N° 975 30/04/2026  Depuis le début de la guerre de l’impérialisme US et de l’ entité coloniale sioniste contre l’Iran, les marges des pétroliers ont été multipliées par quatre. Leurs cours de la bourse se sont envolés, TotalEnergies a réalisé un coup spéculatif à un milliard de dollars , les engrais sont vendus avec 30 % d’augmentation, les multinationales se gavent sur notre dos! 
* Les financiers demandent à la France un milliard supplémentaire pour le remboursement de la dette, les banques et fonds d’investissement profitent de la situation.
* Le surcoût des opérations militaires dans le Golfe se monte à 200 millions par mois. Cet argent va se retrouver dans les coffres-forts de Thales, Dassault, Safran, Naval Group… et de leurs actionnaires se félicitant de la poursuite de la guerre ! 
* Le gouvernement engraisse l’industrie d’armement, prévoyant une rallonge à la loi de programmation militaire de 36 milliards d’ici 2030. 
* Il révise le budget afin de faire 6 milliards d’économies supplémentaires! Les attaques du budget initial représentaient déjà 13 milliards de coupes par rapport à 2025, s’y ajoutent 6 milliards.
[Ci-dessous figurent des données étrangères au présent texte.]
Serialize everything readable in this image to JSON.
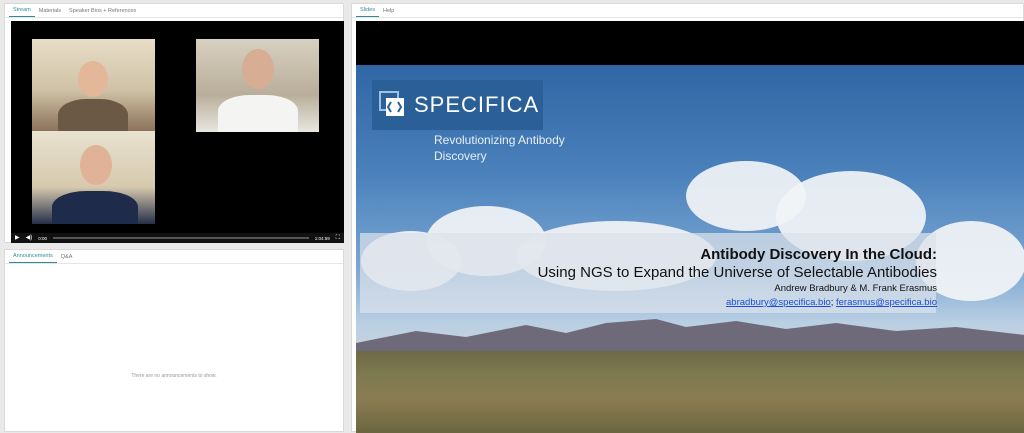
{
  "stream_panel": {
    "tabs": [
      {
        "label": "Stream",
        "active": true
      },
      {
        "label": "Materials",
        "active": false
      },
      {
        "label": "Speaker Bios + References",
        "active": false
      }
    ],
    "player": {
      "elapsed": "0:00",
      "duration": "1:04:59",
      "progress": 0.0
    }
  },
  "announce_panel": {
    "tabs": [
      {
        "label": "Announcements",
        "active": true
      },
      {
        "label": "Q&A",
        "active": false
      }
    ],
    "empty_message": "There are no announcements to show."
  },
  "slides_panel": {
    "tabs": [
      {
        "label": "Slides",
        "active": true
      },
      {
        "label": "Help",
        "active": false
      }
    ],
    "slide": {
      "logo_text": "SPECIFICA",
      "tagline": "Revolutionizing Antibody Discovery",
      "title": "Antibody Discovery In the Cloud:",
      "subtitle": "Using NGS to Expand the Universe of Selectable Antibodies",
      "authors": "Andrew Bradbury & M. Frank Erasmus",
      "email1": "abradbury@specifica.bio",
      "separator": ";",
      "email2": "ferasmus@specifica.bio"
    }
  },
  "colors": {
    "accent": "#2b8d9a",
    "logo_bg": "#2a5f97",
    "link": "#1a4fd6"
  }
}
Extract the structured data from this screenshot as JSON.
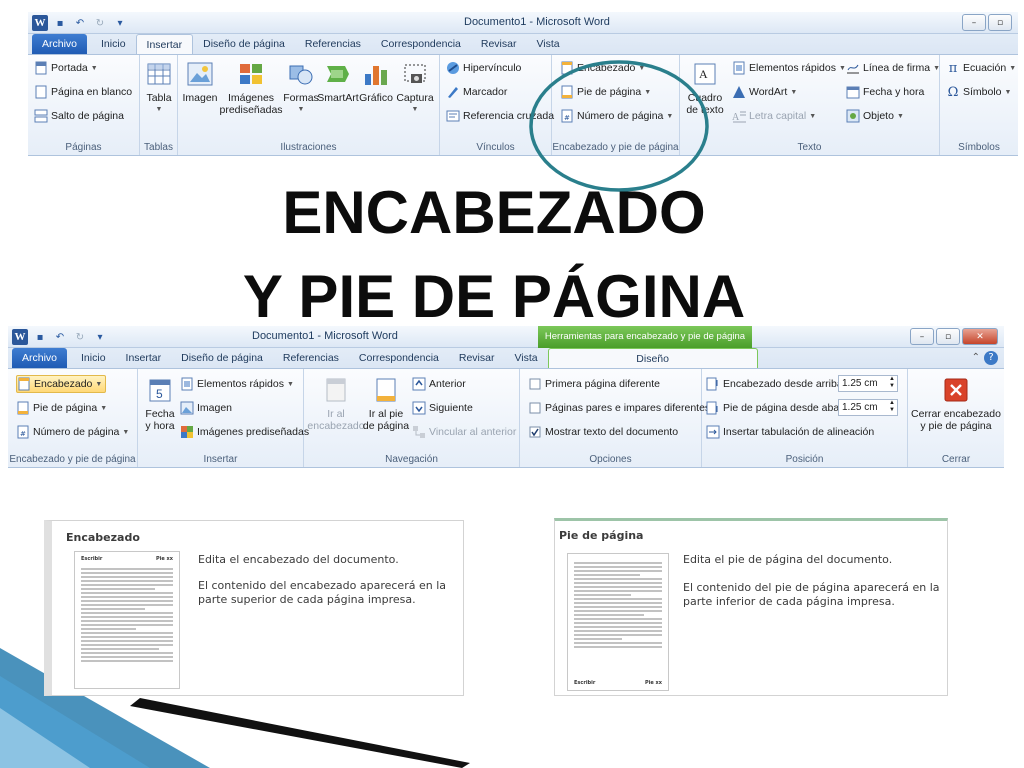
{
  "top_ribbon": {
    "window_title": "Documento1 - Microsoft Word",
    "tabs": [
      "Archivo",
      "Inicio",
      "Insertar",
      "Diseño de página",
      "Referencias",
      "Correspondencia",
      "Revisar",
      "Vista"
    ],
    "active_tab": "Insertar",
    "groups": {
      "paginas": {
        "label": "Páginas",
        "items": [
          "Portada",
          "Página en blanco",
          "Salto de página"
        ]
      },
      "tablas": {
        "label": "Tablas",
        "items": [
          "Tabla"
        ]
      },
      "ilustraciones": {
        "label": "Ilustraciones",
        "items": [
          "Imagen",
          "Imágenes prediseñadas",
          "Formas",
          "SmartArt",
          "Gráfico",
          "Captura"
        ]
      },
      "vinculos": {
        "label": "Vínculos",
        "items": [
          "Hipervínculo",
          "Marcador",
          "Referencia cruzada"
        ]
      },
      "encabezado_pie": {
        "label": "Encabezado y pie de página",
        "items": [
          "Encabezado",
          "Pie de página",
          "Número de página"
        ]
      },
      "texto": {
        "label": "Texto",
        "items": [
          "Cuadro de texto",
          "Elementos rápidos",
          "WordArt",
          "Letra capital",
          "Línea de firma",
          "Fecha y hora",
          "Objeto"
        ]
      },
      "simbolos": {
        "label": "Símbolos",
        "items": [
          "Ecuación",
          "Símbolo"
        ]
      }
    }
  },
  "title": {
    "line1": "ENCABEZADO",
    "line2": "Y PIE DE PÁGINA"
  },
  "bottom_ribbon": {
    "window_title": "Documento1 - Microsoft Word",
    "context_title": "Herramientas para encabezado y pie de página",
    "tabs": [
      "Archivo",
      "Inicio",
      "Insertar",
      "Diseño de página",
      "Referencias",
      "Correspondencia",
      "Revisar",
      "Vista",
      "Diseño"
    ],
    "active_tab": "Diseño",
    "groups": {
      "encabezado_pie": {
        "label": "Encabezado y pie de página",
        "items": [
          "Encabezado",
          "Pie de página",
          "Número de página"
        ]
      },
      "insertar": {
        "label": "Insertar",
        "items": [
          "Fecha y hora",
          "Elementos rápidos",
          "Imagen",
          "Imágenes prediseñadas"
        ]
      },
      "navegacion": {
        "label": "Navegación",
        "items": [
          "Ir al encabezado",
          "Ir al pie de página",
          "Anterior",
          "Siguiente",
          "Vincular al anterior"
        ]
      },
      "opciones": {
        "label": "Opciones",
        "items": [
          "Primera página diferente",
          "Páginas pares e impares diferentes",
          "Mostrar texto del documento"
        ],
        "checked": [
          false,
          false,
          true
        ]
      },
      "posicion": {
        "label": "Posición",
        "items": [
          "Encabezado desde arriba:",
          "Pie de página desde abajo:",
          "Insertar tabulación de alineación"
        ],
        "values": [
          "1.25 cm",
          "1.25 cm"
        ]
      },
      "cerrar": {
        "label": "Cerrar",
        "items": [
          "Cerrar encabezado y pie de página"
        ]
      }
    }
  },
  "tooltip_header": {
    "title": "Encabezado",
    "thumb_left": "Escribir",
    "thumb_right": "Pie xx",
    "line1": "Edita el encabezado del documento.",
    "line2": "El contenido del encabezado aparecerá en la parte superior de cada página impresa."
  },
  "tooltip_footer": {
    "title": "Pie de página",
    "thumb_left": "Escribir",
    "thumb_right": "Pie xx",
    "line1": "Edita el pie de página del documento.",
    "line2": "El contenido del pie de página aparecerá en la parte inferior de cada página impresa."
  },
  "colors": {
    "highlight_circle": "#2a7f8c",
    "accent_blue": "#2b579a",
    "context_green": "#5aa832",
    "corner_dark": "#111111",
    "corner_blue": "#2a7fb0"
  }
}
Des milliers de personnes seront touchées mais aussi les services publics comme l’éducation, la santé, le social ou la culture.
* Au moment même où les licenciements se multiplient, la CFDT, la CFTC et FO ont signé avec le patronat un accord actant un milliard d’économies sur l’assurance chômage!
* La facture à la pompe, l’inflation, rongent nos salaires insuffisants et le patronat multiplie les suppressions d’emplois et les fermetures de sites pour tirer toujours plus de profit.
Ne pas accepter et nous opposer au gouvernement, au patronat et leurs complices.
La question est posée à l’ensemble du mouvement ouvrier: se contenter d’accompagner la crise ou organiser la lutte pour faire payer ceux qui en profitent et s’enrichissent sur le dos des travailleurs.
Il faut une réponse de classe : les faire payer, imposer les nationalisations sans indemnités, ni rachats, sous contrôle des travailleurs, confisquer leurs bénéfices.
Le seul moyen de les faire payer : construire un rapport de force.
C’est la condition afin d'imposer les revendications d’urgences et faire reculer le gouvernement et le patronat
Un 1er mai: contre leurs guerres, préparer une riposte ouvrière et passer à l’offensive.
Face à l’intensification des guerres impérialistes, au retour de l’inflation et à la militarisation, ce 1er mai doit être l’occasion de défendre un internationalisme de classe et de mener le combat en faveur du renversement révolutionnaire du capitalisme ouvrant la voie vers une société socialiste.